Churches will have to work out the practicalities of how to do that practically, but I sense there is a great danger of the practicalities of this movement forward crowding out what valuable lessons may be learned through lockdown, and that I’m afraid will be lost very quickly. That, however, is not what I want to talk about today – rather, some reflections on what has moved within my own life and what my own New Normal is looking like.

Through my daily times of prayer, reading, reflection, and silence, there are many things that have arisen to the surface which have been heightened and clarified in this context which I’ve been holding before God. I’ve been sitting with the question ‘What is it that I seek?’

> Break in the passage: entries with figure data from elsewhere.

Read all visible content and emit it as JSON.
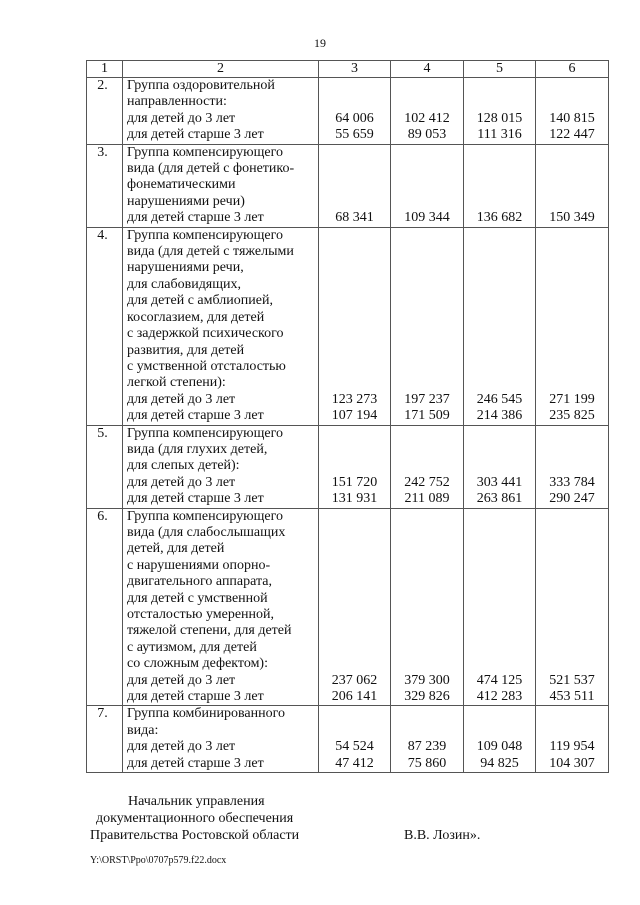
{
  "page_number": "19",
  "table": {
    "header": [
      "1",
      "2",
      "3",
      "4",
      "5",
      "6"
    ],
    "rows": [
      {
        "num": "2.",
        "lines": [
          "Группа оздоровительной",
          "направленности:",
          "для детей до 3 лет",
          "для детей старше 3 лет"
        ],
        "values": [
          [
            "64 006",
            "55 659"
          ],
          [
            "102 412",
            "89 053"
          ],
          [
            "128 015",
            "111 316"
          ],
          [
            "140 815",
            "122 447"
          ]
        ]
      },
      {
        "num": "3.",
        "lines": [
          "Группа компенсирующего",
          "вида (для детей с фонетико-",
          "фонематическими",
          "нарушениями речи)",
          "для детей старше 3 лет"
        ],
        "values": [
          [
            "68 341"
          ],
          [
            "109 344"
          ],
          [
            "136 682"
          ],
          [
            "150 349"
          ]
        ]
      },
      {
        "num": "4.",
        "lines": [
          "Группа компенсирующего",
          "вида (для детей с тяжелыми",
          "нарушениями речи,",
          "для слабовидящих,",
          "для детей с амблиопией,",
          "косоглазием, для детей",
          "с задержкой психического",
          "развития, для детей",
          "с умственной отсталостью",
          "легкой степени):",
          "для детей до 3 лет",
          "для детей старше 3 лет"
        ],
        "values": [
          [
            "123 273",
            "107 194"
          ],
          [
            "197 237",
            "171 509"
          ],
          [
            "246 545",
            "214 386"
          ],
          [
            "271 199",
            "235 825"
          ]
        ]
      },
      {
        "num": "5.",
        "lines": [
          "Группа компенсирующего",
          "вида (для глухих детей,",
          "для слепых детей):",
          "для детей до 3 лет",
          "для детей старше 3 лет"
        ],
        "values": [
          [
            "151 720",
            "131 931"
          ],
          [
            "242 752",
            "211 089"
          ],
          [
            "303 441",
            "263 861"
          ],
          [
            "333 784",
            "290 247"
          ]
        ]
      },
      {
        "num": "6.",
        "lines": [
          "Группа компенсирующего",
          "вида (для слабослышащих",
          "детей, для детей",
          "с нарушениями опорно-",
          "двигательного аппарата,",
          "для детей с умственной",
          "отсталостью умеренной,",
          "тяжелой степени, для детей",
          "с аутизмом, для детей",
          "со сложным дефектом):",
          "для детей до 3 лет",
          "для детей старше 3 лет"
        ],
        "values": [
          [
            "237 062",
            "206 141"
          ],
          [
            "379 300",
            "329 826"
          ],
          [
            "474 125",
            "412 283"
          ],
          [
            "521 537",
            "453 511"
          ]
        ]
      },
      {
        "num": "7.",
        "lines": [
          "Группа комбинированного",
          "вида:",
          "для детей до 3 лет",
          "для детей старше 3 лет"
        ],
        "values": [
          [
            "54 524",
            "47 412"
          ],
          [
            "87 239",
            "75 860"
          ],
          [
            "109 048",
            "94 825"
          ],
          [
            "119 954",
            "104 307"
          ]
        ]
      }
    ]
  },
  "signature": {
    "line1": "Начальник управления",
    "line2": "документационного обеспечения",
    "line3": "Правительства Ростовской области",
    "name": "В.В. Лозин»."
  },
  "file_path": "Y:\\ORST\\Ppo\\0707p579.f22.docx"
}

  1. The solace of resting in God as the one thing necessary. This isn’t a new discovery, but has become a different reality in these days. Face to face with one’s mortality, and living through those ‘eternal questions’, I come to affirm that there is one over-riding call in our lives as followers of Jesus: to be in and aware of God’s presence or absence, and to live out of that. I think the Westminster Catechism puts it like this ‘To love God and enjoy him forever.’ That sounds rather lofty, and my lived experience feels a bit more rugged than that, but there’s nothing else I want amongst all the competing desires.
  2. A Place of Resurrection – a place where I can be myself and settle into stability, and where this can be lived out. I’m not talking necessarily about geography here, although the early Celts were always travelling in search of the place where God would establish them, via land or via sea, and where they would live out their days and await their Resurrection. The Benedictines always had a firmer commitment to stability as regards to place, over and above the Celtic peregrinati. On one level this is about feeling free to embrace all God is calling me to be, but also about settling into what/where my ‘fitting task’ is.
  3. A community of brothers and sisters for the journey. I’m a useless facilitator of any status quo that makes church a corporate show, over and above a dynamic community lived ‘face to face’ and ‘side by side’. The institutionalisation of the church is a great adventure of missing the point that many of us are sadly over-attached to. Even in lockdown, there is the pressure of performance, comparison with what the folks down the road are up to. What happened to companionship on the journey? I’m more clear that ‘making disciples’ is our task….it is Jesus’ job to build the church!
  4. A simply uncluttered life. Little of the extra is necessary, and it brings little joy, both in terms of material things or other things that fill our time and makes its demands.
  5. To live out the blessing. Living out of the fruit of ones life in Christ. You have to be prepared that some people aren’t going to like it – but that’s usually their problem. In the main, the most authentic ministry flows from our personal relationship with Jesus and encounter with him. I’ve learned lots of nice stuff over the years, but its always secondary. That’s not to minimise learning, but its also not ultimately where ministry comes from in my experience.

I’m not really sure what of that will chime with others, but these are the lessons I’ve learned. I have to say that, in the long term, they will guide some significant decisions, but for now I’m just living in the light of them to see how they settle.

Never waste a crisis. Sit with it, listen to it, let it teach you.